Shark Swarm Scavenges Massive Whale Carcass in No Time

Nothing goes to waste in nature.

Our world's oceans are filled with natural beauty. However, they are also living, breathing ecosystems where brutal struggles of life and death play out every single day. The food chain can be a brutal thing, especially if you are unfortunate enough to be the prey.

Even when something dies of unnatural causes, it rarely goes to waste because nature has perfect systems in place to recycle and reuse every single part of a dead animal. In the case of today's video, it is a large whale killed after being struck by a ship.

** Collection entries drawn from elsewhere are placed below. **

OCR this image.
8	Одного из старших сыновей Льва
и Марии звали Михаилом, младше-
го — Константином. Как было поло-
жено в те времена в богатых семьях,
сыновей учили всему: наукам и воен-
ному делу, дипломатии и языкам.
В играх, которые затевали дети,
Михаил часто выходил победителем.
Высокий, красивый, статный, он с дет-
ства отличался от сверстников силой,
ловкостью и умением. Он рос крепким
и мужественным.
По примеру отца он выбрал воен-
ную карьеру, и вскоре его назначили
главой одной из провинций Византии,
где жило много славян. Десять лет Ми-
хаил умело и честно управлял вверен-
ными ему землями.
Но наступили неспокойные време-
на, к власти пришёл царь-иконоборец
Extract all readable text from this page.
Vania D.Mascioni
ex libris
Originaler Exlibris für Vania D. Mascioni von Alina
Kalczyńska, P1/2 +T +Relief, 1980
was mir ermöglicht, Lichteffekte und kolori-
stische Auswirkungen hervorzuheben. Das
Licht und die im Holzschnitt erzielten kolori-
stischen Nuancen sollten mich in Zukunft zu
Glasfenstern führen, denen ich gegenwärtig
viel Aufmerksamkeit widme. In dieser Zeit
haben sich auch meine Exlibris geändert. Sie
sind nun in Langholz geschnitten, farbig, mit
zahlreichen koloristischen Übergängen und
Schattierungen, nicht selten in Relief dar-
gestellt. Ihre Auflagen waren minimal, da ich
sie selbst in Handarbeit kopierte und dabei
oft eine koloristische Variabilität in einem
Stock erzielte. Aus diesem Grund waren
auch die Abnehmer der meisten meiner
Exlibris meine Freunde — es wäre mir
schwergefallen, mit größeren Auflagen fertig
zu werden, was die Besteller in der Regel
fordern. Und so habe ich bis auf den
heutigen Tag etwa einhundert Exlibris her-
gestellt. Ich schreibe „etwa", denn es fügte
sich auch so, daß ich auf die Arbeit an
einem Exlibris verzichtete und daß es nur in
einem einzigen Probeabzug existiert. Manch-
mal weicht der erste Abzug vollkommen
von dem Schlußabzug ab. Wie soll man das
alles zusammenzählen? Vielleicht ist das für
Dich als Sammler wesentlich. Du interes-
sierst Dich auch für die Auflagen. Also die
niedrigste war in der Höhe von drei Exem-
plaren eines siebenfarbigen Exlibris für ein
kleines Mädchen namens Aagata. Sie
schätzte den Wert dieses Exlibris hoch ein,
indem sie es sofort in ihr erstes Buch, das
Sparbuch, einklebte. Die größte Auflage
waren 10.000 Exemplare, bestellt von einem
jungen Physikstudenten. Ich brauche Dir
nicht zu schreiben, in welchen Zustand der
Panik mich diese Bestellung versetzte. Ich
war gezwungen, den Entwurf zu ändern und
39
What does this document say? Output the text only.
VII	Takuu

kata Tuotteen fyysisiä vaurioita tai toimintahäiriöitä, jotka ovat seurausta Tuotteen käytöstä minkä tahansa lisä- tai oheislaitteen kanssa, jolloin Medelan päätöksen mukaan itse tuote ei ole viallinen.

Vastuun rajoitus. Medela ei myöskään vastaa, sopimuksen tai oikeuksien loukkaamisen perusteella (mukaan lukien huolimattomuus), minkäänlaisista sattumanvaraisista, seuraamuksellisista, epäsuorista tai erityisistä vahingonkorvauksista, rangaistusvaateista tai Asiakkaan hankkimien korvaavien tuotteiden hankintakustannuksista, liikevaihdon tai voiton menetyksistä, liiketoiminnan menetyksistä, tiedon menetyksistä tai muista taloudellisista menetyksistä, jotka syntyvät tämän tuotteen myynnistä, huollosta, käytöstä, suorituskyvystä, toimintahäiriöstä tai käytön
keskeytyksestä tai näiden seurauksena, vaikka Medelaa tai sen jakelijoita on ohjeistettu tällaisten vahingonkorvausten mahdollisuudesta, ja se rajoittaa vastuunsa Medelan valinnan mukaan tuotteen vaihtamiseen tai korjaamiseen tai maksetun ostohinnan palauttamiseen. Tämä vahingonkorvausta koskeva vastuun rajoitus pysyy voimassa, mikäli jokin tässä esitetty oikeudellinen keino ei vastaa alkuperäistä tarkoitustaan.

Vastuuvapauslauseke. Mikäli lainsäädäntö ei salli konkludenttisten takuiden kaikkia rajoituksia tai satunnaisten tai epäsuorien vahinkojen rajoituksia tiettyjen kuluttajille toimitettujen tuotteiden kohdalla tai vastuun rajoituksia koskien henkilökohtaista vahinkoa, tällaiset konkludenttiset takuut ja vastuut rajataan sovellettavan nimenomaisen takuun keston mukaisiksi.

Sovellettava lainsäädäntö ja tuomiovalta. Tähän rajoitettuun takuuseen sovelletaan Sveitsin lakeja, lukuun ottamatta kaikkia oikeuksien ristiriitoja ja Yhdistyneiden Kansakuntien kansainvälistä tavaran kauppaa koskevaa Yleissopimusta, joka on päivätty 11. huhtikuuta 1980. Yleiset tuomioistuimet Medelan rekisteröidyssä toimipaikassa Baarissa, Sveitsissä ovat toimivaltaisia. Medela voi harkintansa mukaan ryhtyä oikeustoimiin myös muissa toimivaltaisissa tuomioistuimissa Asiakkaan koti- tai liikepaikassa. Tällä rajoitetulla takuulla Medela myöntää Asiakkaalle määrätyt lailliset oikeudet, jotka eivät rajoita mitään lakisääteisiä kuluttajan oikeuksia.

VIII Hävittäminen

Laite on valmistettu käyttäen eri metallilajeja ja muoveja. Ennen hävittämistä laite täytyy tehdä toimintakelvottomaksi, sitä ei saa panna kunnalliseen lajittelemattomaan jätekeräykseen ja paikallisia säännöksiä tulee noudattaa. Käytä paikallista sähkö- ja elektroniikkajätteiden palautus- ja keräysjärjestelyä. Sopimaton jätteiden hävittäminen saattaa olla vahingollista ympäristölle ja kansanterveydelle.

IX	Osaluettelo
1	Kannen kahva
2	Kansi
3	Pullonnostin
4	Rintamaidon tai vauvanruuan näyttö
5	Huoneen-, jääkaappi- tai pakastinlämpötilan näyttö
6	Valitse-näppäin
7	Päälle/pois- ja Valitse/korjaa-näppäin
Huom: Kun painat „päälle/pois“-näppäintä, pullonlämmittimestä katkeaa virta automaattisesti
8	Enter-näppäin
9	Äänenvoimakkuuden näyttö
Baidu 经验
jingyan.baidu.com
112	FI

Even though that was an unnatural death, this whale will not go to waste. The smell of rotting flesh and the oil from the whale's blubber is like ringing a gigantic dinner bell. One that plenty of sharks have heard and are now coming in to investigate.

Popular culture likes to portray sharks as apex predators that ruthlessly hunt down their prey with a blind and savage bloodlust. While sharks are capable of hunting and killing their own prey, they are also opportunistic. If they can conserve energy by feasting upon something that is already dead and not trying to get away, they are likely to take it. As you saw with the great white coming into this carcass to eat its fill.

Even though the great white was likely not interested in fighting the blue sharks for a meal, it appears they were taking no chances. That was a massive great white. In this case, there was plenty of whale to go around for all these predators. That probably also is what made it possible for a diver to get in the water with all these sharks around and still feel safe. The shark is always going to go for the dead thing that won't try to get away or fight back.